Fitzpatrick: grew up on council estate

Three-quarters of new deputy High Court judges, announced yesterday, are Oxbridge graduates, it has emerged.

Some 24 of the new cohort of 32 – from which the future senior judiciary will be chosen – attended the two elite universities, with a further three educated at leading London universities.

Nine of the 32 are women, and just one a person of colour.

However, state education before university is well represented, with around half – at least 15 – of the new judges educated at either grammar or comprehensive schools.

Women make up nine of the total, while 23 are men. All but six are QCs.

Among the 32 are four solicitors: Adam Johnson QC of City giant Herbert Smith Freehills, one-time criminal lawyer Margaret Obi – now an independent legal assessor and chairperson for various statutory bodies – employment lawyer turned circuit judge Mary Stacey, and Pat Treacy, an EU/competition law partner and newly elected senior partner of London firm Bristows.

A further one, Sam Grodzinski QC, started out as a commercial litigation solicitor before becoming a barrister.

The new judges’ biographies published by the Judicial Appointments Commission go out of their way to emphasise diversity characteristics, with a number pointing out that the successful applicant was either the first of his or her family to become a lawyer, or attend university, or grew up on a council estate, and so forth.

For example, noting that Francis Fitzpatrick QC “grew up on a council estate in Birmingham” and went on to grammar school, the commission points out he was “one of the first in his family to attend university and the first to become a lawyer”.

The only representative of the black and minority ethnic community is Ms Obi, whose Nigerian parents came to the UK in the 1960s. Ms Obi has practised as a criminal defence solicitor, specialising in complex crime, and authored two books on prison law.

Among the Oxbridge graduates, the judges were evenly distributed between Oxford and Cambridge, with at least two having studied at both.

Several of the new judges have taught as legal academics, with current Criminal Law Commissioner Professor David Ormerod QC among their number.
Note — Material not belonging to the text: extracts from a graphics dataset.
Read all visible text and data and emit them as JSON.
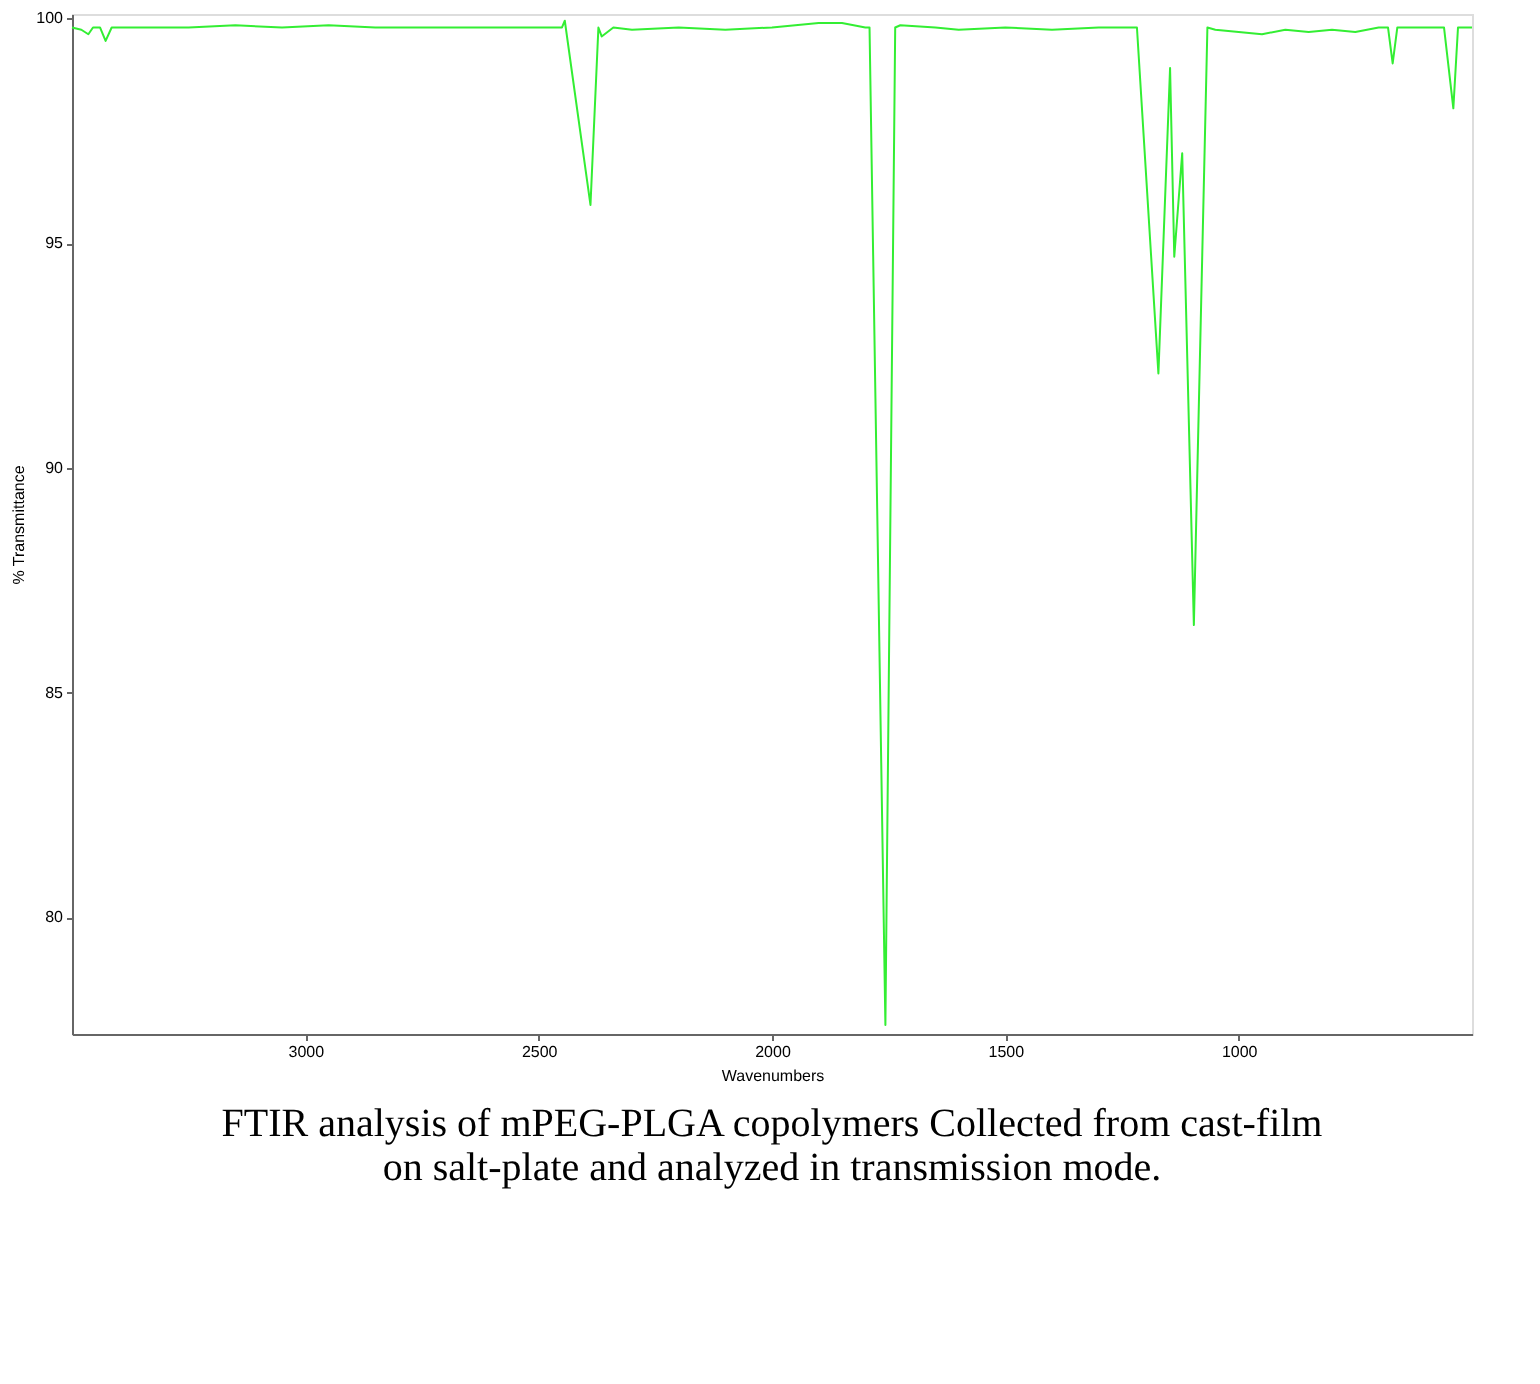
{
  "chart_data": {
    "type": "line",
    "xlabel": "Wavenumbers",
    "ylabel": "% Transmittance",
    "x": [
      3500,
      3480,
      3465,
      3455,
      3440,
      3428,
      3415,
      3350,
      3250,
      3150,
      3050,
      2950,
      2850,
      2750,
      2650,
      2550,
      2480,
      2450,
      2444,
      2389,
      2372,
      2365,
      2340,
      2300,
      2200,
      2100,
      2000,
      1950,
      1900,
      1850,
      1800,
      1791,
      1757,
      1736,
      1725,
      1650,
      1600,
      1500,
      1400,
      1300,
      1250,
      1218,
      1172,
      1147,
      1138,
      1121,
      1096,
      1067,
      1050,
      1000,
      950,
      900,
      850,
      800,
      750,
      700,
      680,
      670,
      660,
      600,
      560,
      540,
      530,
      500
    ],
    "series": [
      {
        "color": "#33ee33",
        "values": [
          99.8,
          99.75,
          99.65,
          99.8,
          99.8,
          99.5,
          99.8,
          99.8,
          99.8,
          99.85,
          99.8,
          99.85,
          99.8,
          99.8,
          99.8,
          99.8,
          99.8,
          99.8,
          99.95,
          95.85,
          99.8,
          99.6,
          99.8,
          99.75,
          99.8,
          99.75,
          99.8,
          99.85,
          99.9,
          99.9,
          99.8,
          99.8,
          77.6,
          99.8,
          99.85,
          99.8,
          99.75,
          99.8,
          99.75,
          99.8,
          99.8,
          99.8,
          92.1,
          98.9,
          94.7,
          97.0,
          86.5,
          99.8,
          99.75,
          99.7,
          99.65,
          99.75,
          99.7,
          99.75,
          99.7,
          99.8,
          99.8,
          99.0,
          99.8,
          99.8,
          99.8,
          98.0,
          99.8,
          99.8
        ]
      }
    ],
    "xlim": [
      3500,
      500
    ],
    "ylim": [
      77.4,
      100.1
    ],
    "xticks": [
      3000,
      2500,
      2000,
      1500,
      1000
    ],
    "yticks": [
      80,
      85,
      90,
      95,
      100
    ],
    "grid": false,
    "annotations": [
      "FTIR analysis of mPEG-PLGA copolymers Collected from cast-film on salt-plate and analyzed in transmission mode."
    ]
  }
}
Most of the cohort have practised in the commercial sphere, although several have specialised in human rights and family law. For instance, Deirde Fottrel QC, who studied first in Ireland and then at the London School of Economics, has specialised in family law cases.

Other London universities represented were King’s College and University College.

The new deputy High Court judges are:

Clare Ambrose, Adrian Beltrami QC, Nicholas Caddick QC, Jason Coppel QC, Julia Dias QC, Francis Fitzpatrick QC, Deirdre Fottrell QC, Kate Gallafent QC, Michael Green QC, Sam Grodzinski QC, Mathew Gullick, John Hayes QC, Ruth Henke QC, David Holland QC, Adam Johnson QC, John Kimbell QC, Peter Knox QC, Nigel Lickley QC, Gavin Mansfield QC, Hugh Mercer QC, Anthony Metzer QC, Timothy Mould QC, Margaret Obi, David Ormerod QC, James Pickering, David Rees QC, Clive Sheldon QC, Dan Squires QC, Mary Stacey, James Strachan QC, Pat Treacy, Heather Williams QC.